The paratope/epitope of the T18/MIGIS-α, (GBT-IgA-0027) and 15E7/MIGIS-α (GBT-IgA-0020) were determined using a structure-based descriptor (SBD) method. Briefly, the SBD method (see methods above) utilizes the crystal structure complex and determines which residues are significantly buried by the complex formation (>20% buried surface area (BSA)), residues that are participating in hydrogen bonds, residues participating in water mediate hydrogen bonds and residues participating in salt bridges, and residues that are in close contact (≤3.8 Angstroms). Residues that fit any of these criteria are determined to be the paratope and epitope. The paratope and epitope for T18/MIGIS-α interaction are shown in Tables 7 and 8.

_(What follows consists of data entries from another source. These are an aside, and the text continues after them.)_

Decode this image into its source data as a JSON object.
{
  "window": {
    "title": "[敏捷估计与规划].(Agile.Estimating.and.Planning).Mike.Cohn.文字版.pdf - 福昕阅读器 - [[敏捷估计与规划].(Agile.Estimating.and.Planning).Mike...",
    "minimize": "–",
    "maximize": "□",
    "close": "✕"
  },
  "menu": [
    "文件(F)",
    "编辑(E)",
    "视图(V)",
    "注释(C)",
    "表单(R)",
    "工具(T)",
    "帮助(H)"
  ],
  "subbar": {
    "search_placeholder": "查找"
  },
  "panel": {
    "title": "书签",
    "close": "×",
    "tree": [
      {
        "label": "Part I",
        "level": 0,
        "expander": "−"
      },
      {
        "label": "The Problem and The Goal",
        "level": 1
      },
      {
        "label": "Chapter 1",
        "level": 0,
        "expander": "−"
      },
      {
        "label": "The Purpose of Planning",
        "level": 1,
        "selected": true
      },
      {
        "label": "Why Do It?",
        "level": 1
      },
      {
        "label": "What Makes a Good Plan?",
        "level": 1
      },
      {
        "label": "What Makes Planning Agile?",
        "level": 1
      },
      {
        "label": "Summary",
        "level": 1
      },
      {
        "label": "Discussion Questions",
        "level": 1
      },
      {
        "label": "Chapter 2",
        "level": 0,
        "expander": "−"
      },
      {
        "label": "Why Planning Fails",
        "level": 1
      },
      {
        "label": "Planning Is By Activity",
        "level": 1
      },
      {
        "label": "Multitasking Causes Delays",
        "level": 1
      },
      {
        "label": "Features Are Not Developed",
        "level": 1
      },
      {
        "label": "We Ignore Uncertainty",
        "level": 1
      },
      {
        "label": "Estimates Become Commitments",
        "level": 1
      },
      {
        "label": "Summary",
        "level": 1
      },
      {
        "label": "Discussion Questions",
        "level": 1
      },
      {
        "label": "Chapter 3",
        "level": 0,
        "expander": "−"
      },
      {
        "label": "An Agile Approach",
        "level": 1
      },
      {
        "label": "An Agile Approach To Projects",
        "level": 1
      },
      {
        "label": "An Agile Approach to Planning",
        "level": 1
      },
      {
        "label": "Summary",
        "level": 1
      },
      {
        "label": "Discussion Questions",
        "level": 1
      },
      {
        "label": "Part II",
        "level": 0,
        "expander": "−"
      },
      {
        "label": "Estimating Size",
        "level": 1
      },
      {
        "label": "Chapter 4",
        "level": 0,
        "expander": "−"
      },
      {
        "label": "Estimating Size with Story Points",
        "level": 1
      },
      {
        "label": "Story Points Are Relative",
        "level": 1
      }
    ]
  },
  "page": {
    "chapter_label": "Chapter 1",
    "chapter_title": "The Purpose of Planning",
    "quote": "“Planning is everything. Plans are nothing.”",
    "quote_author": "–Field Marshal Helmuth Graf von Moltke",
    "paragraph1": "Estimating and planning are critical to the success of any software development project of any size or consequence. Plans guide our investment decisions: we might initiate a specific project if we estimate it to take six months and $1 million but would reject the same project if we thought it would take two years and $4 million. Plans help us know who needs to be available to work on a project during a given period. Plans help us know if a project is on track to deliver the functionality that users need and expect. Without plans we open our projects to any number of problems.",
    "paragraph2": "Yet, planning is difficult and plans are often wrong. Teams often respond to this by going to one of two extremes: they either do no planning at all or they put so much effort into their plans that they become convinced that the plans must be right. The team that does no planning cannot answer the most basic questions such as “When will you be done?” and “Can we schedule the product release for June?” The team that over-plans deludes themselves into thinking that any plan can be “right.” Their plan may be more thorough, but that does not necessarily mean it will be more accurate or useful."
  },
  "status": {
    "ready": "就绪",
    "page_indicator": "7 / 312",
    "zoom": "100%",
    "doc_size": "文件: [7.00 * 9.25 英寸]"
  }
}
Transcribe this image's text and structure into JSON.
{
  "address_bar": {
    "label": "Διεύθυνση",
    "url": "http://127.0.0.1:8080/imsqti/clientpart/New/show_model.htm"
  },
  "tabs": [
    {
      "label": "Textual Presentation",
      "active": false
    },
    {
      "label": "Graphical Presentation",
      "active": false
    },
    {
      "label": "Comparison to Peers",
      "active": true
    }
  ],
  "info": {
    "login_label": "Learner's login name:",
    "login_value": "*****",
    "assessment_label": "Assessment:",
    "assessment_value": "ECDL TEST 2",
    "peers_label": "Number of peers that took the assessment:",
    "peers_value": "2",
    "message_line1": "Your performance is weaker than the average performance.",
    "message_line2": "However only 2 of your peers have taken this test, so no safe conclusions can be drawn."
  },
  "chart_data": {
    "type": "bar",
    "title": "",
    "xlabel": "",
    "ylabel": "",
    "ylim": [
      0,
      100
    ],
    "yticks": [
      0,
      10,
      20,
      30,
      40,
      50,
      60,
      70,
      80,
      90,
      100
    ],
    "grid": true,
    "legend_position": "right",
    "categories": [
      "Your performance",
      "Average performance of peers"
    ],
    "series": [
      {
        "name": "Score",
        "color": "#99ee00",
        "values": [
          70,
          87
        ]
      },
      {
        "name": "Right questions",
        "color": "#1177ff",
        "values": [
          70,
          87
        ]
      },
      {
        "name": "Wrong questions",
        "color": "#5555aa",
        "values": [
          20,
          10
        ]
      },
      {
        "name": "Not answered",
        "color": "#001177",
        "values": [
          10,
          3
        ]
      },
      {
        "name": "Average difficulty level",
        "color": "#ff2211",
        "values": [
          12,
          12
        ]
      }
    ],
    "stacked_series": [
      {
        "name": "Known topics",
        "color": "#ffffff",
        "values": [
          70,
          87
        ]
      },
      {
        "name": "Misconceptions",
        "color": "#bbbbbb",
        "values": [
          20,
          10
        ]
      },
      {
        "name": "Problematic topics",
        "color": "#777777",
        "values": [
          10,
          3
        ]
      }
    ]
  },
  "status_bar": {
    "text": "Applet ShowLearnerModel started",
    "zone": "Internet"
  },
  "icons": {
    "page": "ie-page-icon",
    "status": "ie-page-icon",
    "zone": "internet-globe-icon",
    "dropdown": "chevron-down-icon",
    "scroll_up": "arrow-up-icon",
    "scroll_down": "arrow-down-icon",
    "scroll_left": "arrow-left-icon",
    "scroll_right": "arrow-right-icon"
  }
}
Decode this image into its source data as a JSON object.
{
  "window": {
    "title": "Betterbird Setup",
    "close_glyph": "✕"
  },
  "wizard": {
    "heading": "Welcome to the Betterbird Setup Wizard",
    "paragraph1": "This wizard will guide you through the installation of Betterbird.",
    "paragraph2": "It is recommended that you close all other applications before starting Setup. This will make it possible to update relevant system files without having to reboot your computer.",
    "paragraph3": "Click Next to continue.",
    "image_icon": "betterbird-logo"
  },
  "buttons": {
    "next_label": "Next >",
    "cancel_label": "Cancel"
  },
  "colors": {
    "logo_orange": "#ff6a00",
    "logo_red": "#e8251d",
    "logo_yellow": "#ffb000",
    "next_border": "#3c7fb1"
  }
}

The main binding epitope and paratope for T18/GBT-IgA-0027 is the same for both Long Form and Short Form (compare
The paratope and epitope for 15E7/MIGIS-α interaction are shown in Tables 10 and 11. For T18/MIGIS-α complex, the paratope residues are (Kabat notation), H31, H32, H33, H52, H52a, H56, H58, H97, H98, H99 and H100b, and the full suite of epitope residues are residues 18, 19, 21, 22, 24, 25, 26, 27, 28 and 29. For 15E7/MIGIS-α complex, the paratope residues are (Kabat notation), H31, H33, H50, H52, H52a, H58, H95, H96, H97, H98, L32, L91, L92, and L94, and the full suite of epitope residues are 19, 20, 21, 22, 24, 25, 26, 27, 28 and 29.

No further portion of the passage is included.